Zu gedenken ist die eine Sache. Wir steuern auf den 9. November zu und da finden im ganzen Land Erinnerungsveranstaltungen zu den furchtbaren Novemberpogromen 1938 statt, die auch in Hagen die Vorstufe des Holocausts darstellten. Ein grauenvolles Trauma für Millionen von Juden und ihre Nachkommen bis heute. Die Stadtredaktion Hagen wirft ihren Blick in einer Serie auf das, was jüdischen Menschen – auch in dieser Stadt – bis heute begegnet und nicht zuletzt durch das Hamas-Massaker am 7. Oktober im Süden Israels noch stärker aufflammt: Antisemitismus. Der Hass in Wort und Tat gegen jüdische Mitbürger und jüdisches Leben im Allgemeinen. Aber: in einem konstruktiven Geiste. Das Projekt „Unter einem guten Stern“, in Anlehnung an den Davidstern, das Symbol jüdischen Lebens, möchte den Hass nicht nur benennen. Es möchte verbinden.
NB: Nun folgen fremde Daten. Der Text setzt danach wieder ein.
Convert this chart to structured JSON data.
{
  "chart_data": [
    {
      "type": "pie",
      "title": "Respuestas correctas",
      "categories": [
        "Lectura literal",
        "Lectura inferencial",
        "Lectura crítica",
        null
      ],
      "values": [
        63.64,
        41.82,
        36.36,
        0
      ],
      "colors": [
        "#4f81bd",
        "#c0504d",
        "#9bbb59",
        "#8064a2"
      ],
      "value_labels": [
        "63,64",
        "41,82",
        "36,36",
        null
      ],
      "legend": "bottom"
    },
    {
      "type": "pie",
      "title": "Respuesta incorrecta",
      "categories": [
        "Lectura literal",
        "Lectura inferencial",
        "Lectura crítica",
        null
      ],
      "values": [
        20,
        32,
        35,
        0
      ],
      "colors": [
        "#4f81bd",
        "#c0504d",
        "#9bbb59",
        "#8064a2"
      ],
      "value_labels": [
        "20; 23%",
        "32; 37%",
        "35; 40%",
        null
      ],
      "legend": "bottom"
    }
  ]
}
Was ist geblieben von jenen Tagen, als diese Sätze Hagen erschütterten: „Das ist der beste Ort Bruder, viele werden sterben, und Autos werden brennen, so Gott will.“ Die Worte stammten aus einem Chat, den Ermittler ausgelesen hatten. Ein damals 17-jähriger Syrer aus Hagen hatte sie einem Mann namens „Abu Harb“ geschickt, der ihm online beim Bombenbau behilflich war und zu seiner weiteren Radikalisierung beitrug. Am 15. September 2021 wollte der 17-Jährige eine Bombe in der Hagener Synagoge zünden. Die Generalstaatsanwaltschaft war sich seinerzeit sicher, dass der Jugendliche in der Lage gewesen wäre, nach Beschaffung der Materialien einen funktionstüchtigen Sprengsatz herzustellen. Ein ausländischer Geheimdienst hatte den Hinweis nach Deutschland weitergeleitet. Bundeskriminalamt (BKA) und Bundesnachrichtendienst (BND) hatten ermittelt. Der damals 17-Jährige wurde festgenommen. Der Anschlag in letzter Sekunde vereitelt.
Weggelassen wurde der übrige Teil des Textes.